Anyone with or able to discover the link can reach the local app being exposed, including any debug, file, shell, or admin features that app provides.
The core command intentionally exposes a selected localhost service to internet-reachable users. The artifact discloses this and requires confirmation, so it is purpose-aligned but high-impact.
A p2claw URL is **a public URL**... There is no IP allowlist, no auth in front of it
Confirm the exact app and port before exposing it, avoid debug or unauthenticated services, and stop or remove the route when sharing is finished.
A remote visitor could potentially trigger database, cloud, or API actions through the exposed app if the app has those credentials available.
The skill itself does not show credential harvesting, but publishing a local app can delegate that app's existing credentials or account privileges to remote visitors.
The app talks to a database, API key, cloud account, or any credential pulled from the user's environment. Exposing the app exposes whatever it can do with those creds.
Do not expose credentialed or private apps unless authentication and authorization are verified; use an authenticated tunnel for private sharing.

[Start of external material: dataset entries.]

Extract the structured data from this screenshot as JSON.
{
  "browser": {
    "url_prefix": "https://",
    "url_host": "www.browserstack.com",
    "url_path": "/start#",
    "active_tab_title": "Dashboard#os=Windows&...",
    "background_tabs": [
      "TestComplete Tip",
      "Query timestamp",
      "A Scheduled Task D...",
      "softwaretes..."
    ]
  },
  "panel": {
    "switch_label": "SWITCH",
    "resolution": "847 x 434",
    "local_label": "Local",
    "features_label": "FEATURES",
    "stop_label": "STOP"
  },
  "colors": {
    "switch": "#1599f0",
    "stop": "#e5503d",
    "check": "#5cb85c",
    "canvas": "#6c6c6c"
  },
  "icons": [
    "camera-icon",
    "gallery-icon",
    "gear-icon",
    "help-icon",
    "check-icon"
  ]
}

Installing runs a downloaded executable that was not included in the reviewed artifacts, so compromise or replacement of the release source could affect the user's machine.
The installer fetches the latest release binary from GitHub by default, and checksum verification is best-effort rather than mandatory. This is normal for a binary installer but leaves provenance dependent on the GitHub release source.
curl -fsSL "https://api.github.com/repos/$REPO/releases/latest" ... warn "SHA256SUMS not published or no sha256 tool available; skipping integrity check"
Use the default repository only if trusted, pin a known version with P2CLAW_VERSION or --version, and prefer releases with published checksums or signatures.
If installed as a service, p2claw may keep running in the background and maintain configured sharing behavior until stopped or removed.
The tool can be installed as a persistent user-level daemon. This is disclosed and aligned with maintaining proxy routes, but it can continue running beyond a single sharing session.
$BIN_NAME service install # always-on user-scope service (no sudo)
Use foreground mode for one-off sharing, review active routes with the p2claw CLI, and stop or uninstall the service when it is no longer needed.